All of the children have been identified, among them a 4-month-old and a 7-month-old. Both babies died from head injuries. The eight other children ranged in age from 4 years to 9 years. Of those, six were suffocated. The other two died from massive injuries.
Mayor Glen Lewis said Wednesday he would propose an ordinance in the next couple of days to modify building codes to require that every new home in the town would have a reinforced tornado shelter.
Underground safe rooms are typically built below garages and can cost around $4,000.
Residents clearing massive piles of debris were also trying to get hold of essentials like mobile phones and prescription drugs lost in the destruction. Cellular service providers set up mobile retail outlets and charging stations. At least one was offering free phone calls and loaner phones.

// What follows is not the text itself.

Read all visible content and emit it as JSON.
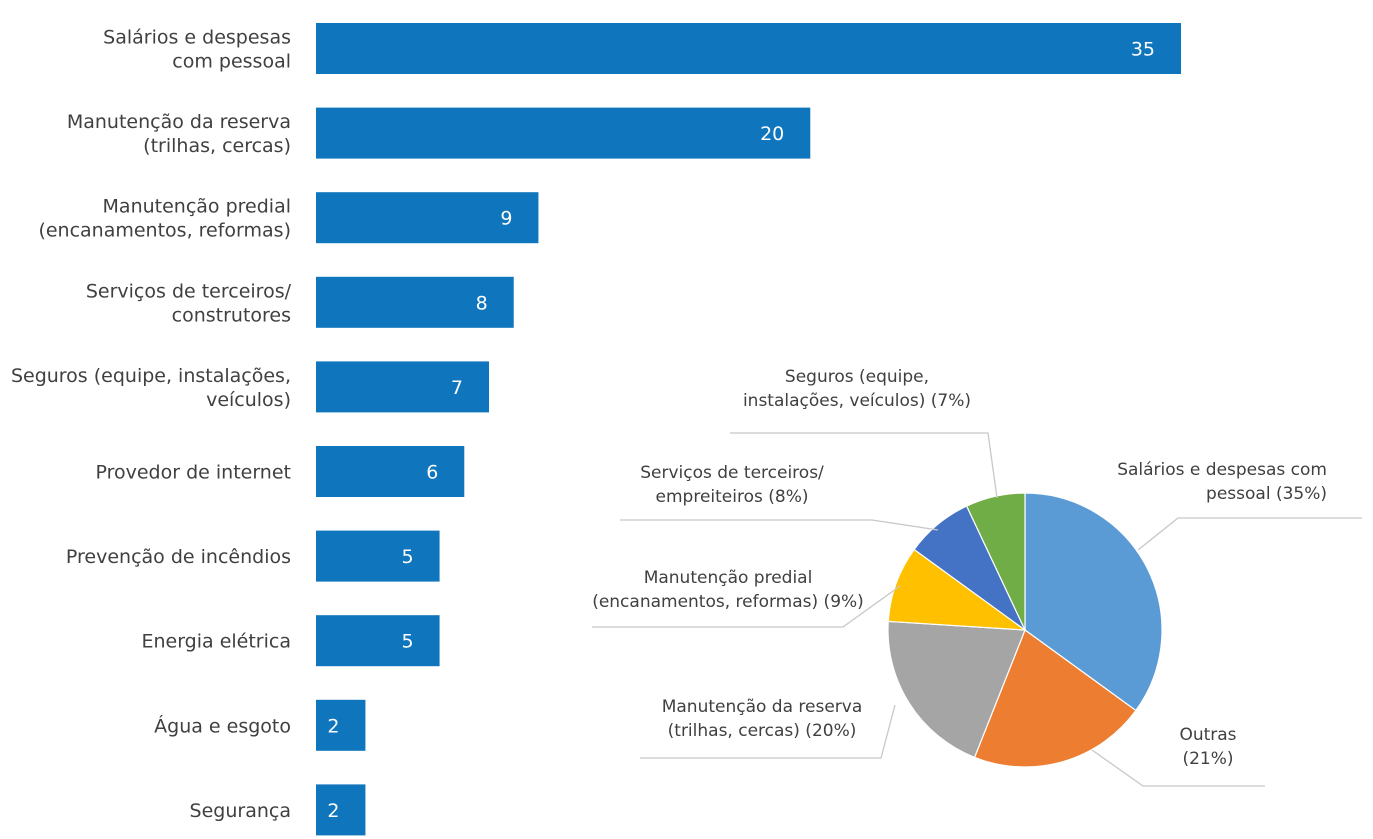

Insurance companies have also set up emergency operation centers to take calls from people trying to get prescriptions filled and handle other health care needs.
The emotional trauma of the destruction compounded the tornado’s cost.
With her son holding her elbow, 83-year-old Colleen Arvin walked up her driveway Tuesday to see what was left of her home of 40 years.
Part of the roof was sitting in the front yard, and the siding from the front of her home for the past 40 years was gone. As her son and grandsons picked through what was left of her belongings, Arvin found some dark humor in the situation.
“Oh thank God,” she said, laughing, when a grandson brought over her keys. “We can get in the house.”